Contributions from Africa to crop introduction in the Americas have received insufficient recognition. A cultural, ecological, economic, geographical, and historical study of the transfer of sesame from Africa to the New World, this chapter surveys knowledge about sesame in the American colonies concerning medicine, myth, magic, culinary, and industrial use. African and New World usage by subsistence farmers was strikingly similar. Preference for mucilaginous foods, shown here, is widespread throughout Africa. A benefit already known by enslaved Africans, their masters in the American colonies eventually recognized the mucilage properties of the leaves and its value in treating summer dysentery. On both continents, according to folk belief, sesame has attributes as a good luck plant.

Sesame is a valuable crop introduced to Africa from Asia long ago.
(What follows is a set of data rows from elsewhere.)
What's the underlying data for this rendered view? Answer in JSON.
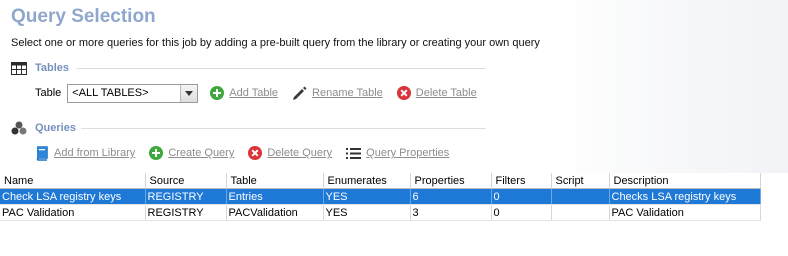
{
  "header": {
    "title": "Query Selection",
    "subtitle": "Select one or more queries for this job by adding a pre-built query from the library or creating your own query"
  },
  "tables_section": {
    "label": "Tables",
    "table_label": "Table",
    "selected_table": "<ALL TABLES>",
    "add_label": "Add Table",
    "rename_label": "Rename Table",
    "delete_label": "Delete Table"
  },
  "queries_section": {
    "label": "Queries",
    "add_from_library_label": "Add from Library",
    "create_label": "Create Query",
    "delete_label": "Delete Query",
    "properties_label": "Query Properties"
  },
  "grid": {
    "columns": [
      "Name",
      "Source",
      "Table",
      "Enumerates",
      "Properties",
      "Filters",
      "Script",
      "Description"
    ],
    "rows": [
      [
        "Check LSA registry keys",
        "REGISTRY",
        "Entries",
        "YES",
        "6",
        "0",
        "",
        "Checks LSA registry keys"
      ],
      [
        "PAC Validation",
        "REGISTRY",
        "PACValidation",
        "YES",
        "3",
        "0",
        "",
        "PAC Validation"
      ]
    ],
    "selected_row": 0
  },
  "colors": {
    "title": "#8fa7cc",
    "section_label": "#7690bd",
    "selection": "#1e78d6",
    "add_green": "#3da83d",
    "delete_red": "#d9343a"
  }
}
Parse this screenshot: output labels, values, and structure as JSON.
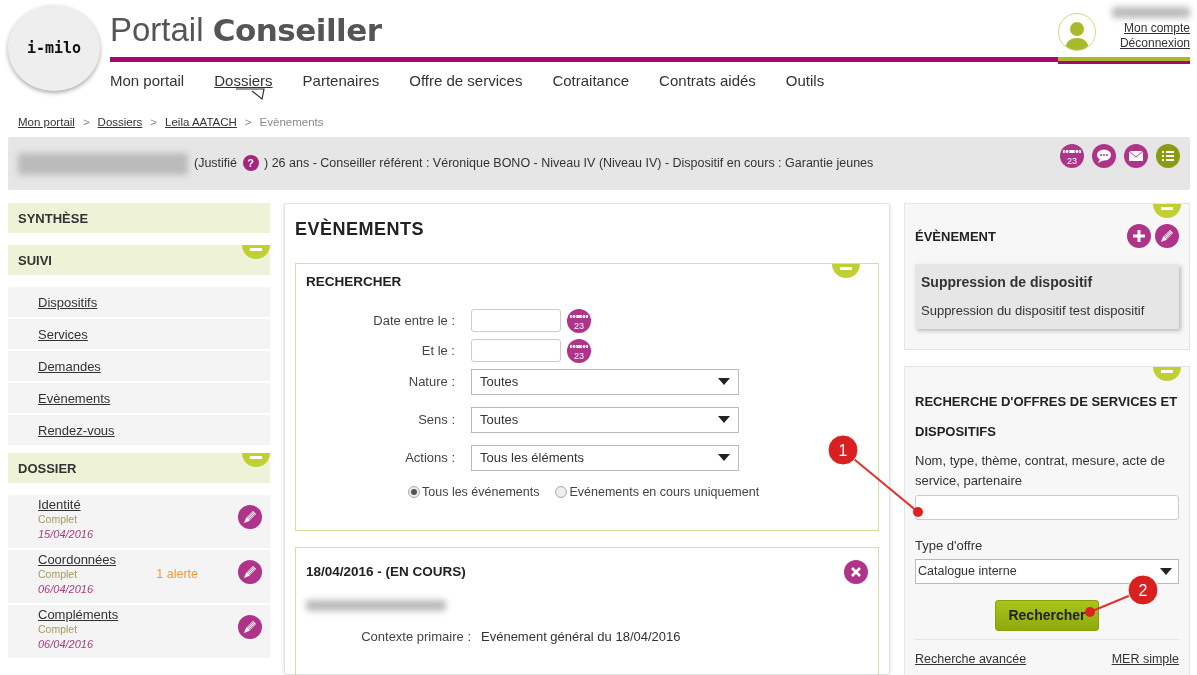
{
  "header": {
    "title_light": "Portail",
    "title_bold": "Conseiller",
    "logo_text": "i-milo",
    "account_links": [
      "Mon compte",
      "Déconnexion"
    ]
  },
  "nav": [
    {
      "label": "Mon portail",
      "selected": false
    },
    {
      "label": "Dossiers",
      "selected": true
    },
    {
      "label": "Partenaires",
      "selected": false
    },
    {
      "label": "Offre de services",
      "selected": false
    },
    {
      "label": "Cotraitance",
      "selected": false
    },
    {
      "label": "Contrats aidés",
      "selected": false
    },
    {
      "label": "Outils",
      "selected": false
    }
  ],
  "breadcrumb": {
    "separator": ">",
    "items": [
      {
        "label": "Mon portail",
        "kind": "link"
      },
      {
        "label": "Dossiers",
        "kind": "link"
      },
      {
        "label": "Leila AATACH",
        "kind": "link"
      },
      {
        "label": "Evènements",
        "kind": "current"
      }
    ]
  },
  "info_bar": {
    "status_open": "(Justifié",
    "help": "?",
    "details": ") 26 ans - Conseiller référent : Véronique BONO - Niveau IV (Niveau IV) - Dispositif en cours : Garantie jeunes",
    "actions": [
      {
        "kind": "calendar",
        "label": "23",
        "color": "#b0338a"
      },
      {
        "kind": "chat",
        "color": "#b0338a"
      },
      {
        "kind": "mail",
        "color": "#b0338a"
      },
      {
        "kind": "list",
        "color": "#8a9a12"
      }
    ]
  },
  "sidebar": [
    {
      "title": "SYNTHÈSE",
      "collapsible": false
    },
    {
      "title": "SUIVI",
      "collapsible": true,
      "items": [
        {
          "kind": "link",
          "label": "Dispositifs"
        },
        {
          "kind": "link",
          "label": "Services"
        },
        {
          "kind": "link",
          "label": "Demandes"
        },
        {
          "kind": "link",
          "label": "Evènements"
        },
        {
          "kind": "link",
          "label": "Rendez-vous"
        }
      ]
    },
    {
      "title": "DOSSIER",
      "collapsible": true,
      "items": [
        {
          "kind": "record",
          "label": "Identité",
          "status": "Complet",
          "date": "15/04/2016"
        },
        {
          "kind": "record",
          "label": "Coordonnées",
          "status": "Complet",
          "date": "06/04/2016",
          "alert": "1 alerte"
        },
        {
          "kind": "record",
          "label": "Compléments",
          "status": "Complet",
          "date": "06/04/2016"
        }
      ]
    }
  ],
  "main": {
    "title": "EVÈNEMENTS",
    "search": {
      "title": "RECHERCHER",
      "fields": [
        {
          "kind": "date",
          "label": "Date entre le :",
          "calendar_label": "23"
        },
        {
          "kind": "date",
          "label": "Et le :",
          "calendar_label": "23"
        },
        {
          "kind": "select",
          "label": "Nature :",
          "value": "Toutes"
        },
        {
          "kind": "select",
          "label": "Sens :",
          "value": "Toutes"
        },
        {
          "kind": "select",
          "label": "Actions :",
          "value": "Tous les éléments"
        }
      ],
      "radios": [
        {
          "label": "Tous les événements",
          "selected": true
        },
        {
          "label": "Evénements en cours uniquement",
          "selected": false
        }
      ]
    },
    "event": {
      "title": "18/04/2016 - (EN COURS)",
      "rows": [
        {
          "label": "Contexte primaire :",
          "value": "Evénement général du 18/04/2016"
        }
      ]
    }
  },
  "right": {
    "event_panel": {
      "title": "ÉVÈNEMENT",
      "card_title": "Suppression de dispositif",
      "card_text": "Suppression du dispositif test dispositif"
    },
    "offer_search": {
      "title": "RECHERCHE D'OFFRES DE SERVICES ET DISPOSITIFS",
      "field_label": "Nom, type, thème, contrat, mesure, acte de service, partenaire",
      "type_label": "Type d'offre",
      "type_value": "Catalogue interne",
      "button": "Rechercher",
      "links": [
        "Recherche avancée",
        "MER simple"
      ]
    }
  },
  "annotations": [
    {
      "label": "1"
    },
    {
      "label": "2"
    }
  ]
}
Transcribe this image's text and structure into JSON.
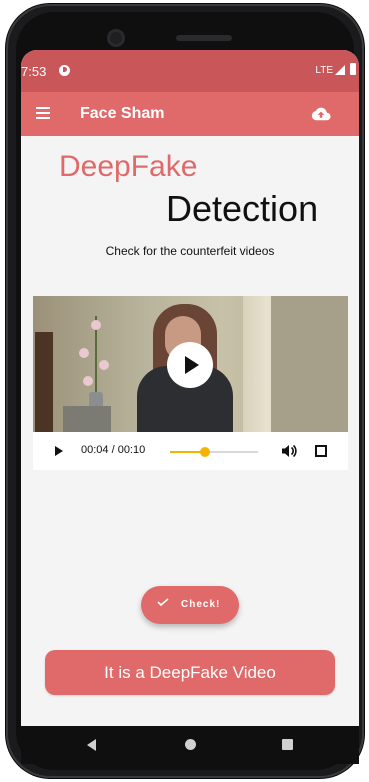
{
  "status_bar": {
    "time": "7:53",
    "network": "LTE",
    "icons": [
      "app-notification-icon",
      "signal-icon",
      "battery-icon"
    ]
  },
  "app_bar": {
    "title": "Face Sham",
    "menu_icon": "menu-icon",
    "action_icon": "cloud-upload-icon"
  },
  "header": {
    "title_part1": "DeepFake",
    "title_part2": "Detection",
    "subtitle": "Check for the counterfeit videos"
  },
  "video_player": {
    "current_time": "00:04",
    "duration": "00:10",
    "time_display": "00:04 / 00:10",
    "progress": 0.4,
    "icons": [
      "play-icon",
      "volume-icon",
      "fullscreen-icon"
    ]
  },
  "actions": {
    "check_label": "Check!",
    "result_label": "It is a DeepFake Video"
  },
  "colors": {
    "accent": "#e06a6a",
    "status_bar": "#c9575a",
    "seek": "#f4b400",
    "background": "#f4f4f4"
  },
  "navigation": {
    "icons": [
      "back-icon",
      "home-icon",
      "recents-icon"
    ]
  }
}
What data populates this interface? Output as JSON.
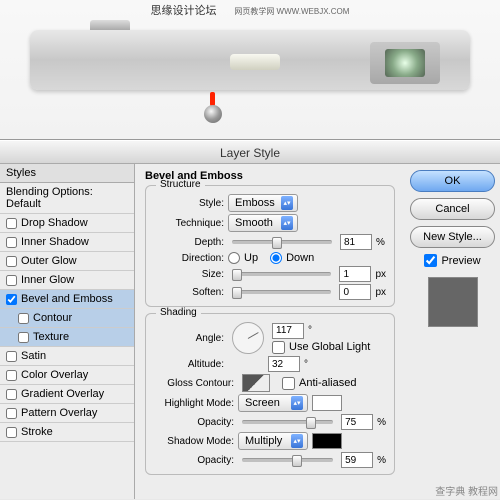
{
  "watermark": {
    "top_left": "思缘设计论坛",
    "top_right": "网页教学网 WWW.WEBJX.COM",
    "bottom": "查字典 教程网"
  },
  "dialog_title": "Layer Style",
  "styles": {
    "header": "Styles",
    "blending": "Blending Options: Default",
    "items": [
      {
        "label": "Drop Shadow",
        "checked": false
      },
      {
        "label": "Inner Shadow",
        "checked": false
      },
      {
        "label": "Outer Glow",
        "checked": false
      },
      {
        "label": "Inner Glow",
        "checked": false
      },
      {
        "label": "Bevel and Emboss",
        "checked": true,
        "selected": true
      },
      {
        "label": "Contour",
        "checked": false,
        "indent": true,
        "selected": true
      },
      {
        "label": "Texture",
        "checked": false,
        "indent": true,
        "selected": true
      },
      {
        "label": "Satin",
        "checked": false
      },
      {
        "label": "Color Overlay",
        "checked": false
      },
      {
        "label": "Gradient Overlay",
        "checked": false
      },
      {
        "label": "Pattern Overlay",
        "checked": false
      },
      {
        "label": "Stroke",
        "checked": false
      }
    ]
  },
  "main": {
    "title": "Bevel and Emboss",
    "structure": {
      "legend": "Structure",
      "style_label": "Style:",
      "style_value": "Emboss",
      "technique_label": "Technique:",
      "technique_value": "Smooth",
      "depth_label": "Depth:",
      "depth_value": "81",
      "depth_unit": "%",
      "direction_label": "Direction:",
      "up_label": "Up",
      "down_label": "Down",
      "size_label": "Size:",
      "size_value": "1",
      "size_unit": "px",
      "soften_label": "Soften:",
      "soften_value": "0",
      "soften_unit": "px"
    },
    "shading": {
      "legend": "Shading",
      "angle_label": "Angle:",
      "angle_value": "117",
      "angle_unit": "°",
      "global_label": "Use Global Light",
      "altitude_label": "Altitude:",
      "altitude_value": "32",
      "altitude_unit": "°",
      "gloss_label": "Gloss Contour:",
      "anti_alias": "Anti-aliased",
      "highlight_mode_label": "Highlight Mode:",
      "highlight_mode_value": "Screen",
      "highlight_color": "#ffffff",
      "highlight_opacity_value": "75",
      "shadow_mode_label": "Shadow Mode:",
      "shadow_mode_value": "Multiply",
      "shadow_color": "#000000",
      "shadow_opacity_value": "59",
      "opacity_label": "Opacity:",
      "opacity_unit": "%"
    }
  },
  "buttons": {
    "ok": "OK",
    "cancel": "Cancel",
    "new_style": "New Style...",
    "preview": "Preview"
  }
}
Language reveals important clues about transmission routes in the absence of written textual evidence. Surviving traces of African languages and customs in modern African-American and Caribbean material culture vis-à-vis sesame appear with culinary and healing traditions of Africa and the African diaspora. Eyewitness reports, including correspondence of Thomas Jefferson, provide firsthand data, supplementing herbarium specimens and limited, widely scattered published passages about the dynamic nature of contributions by African-born slaves in the dissemination and use of sesame in the Americas.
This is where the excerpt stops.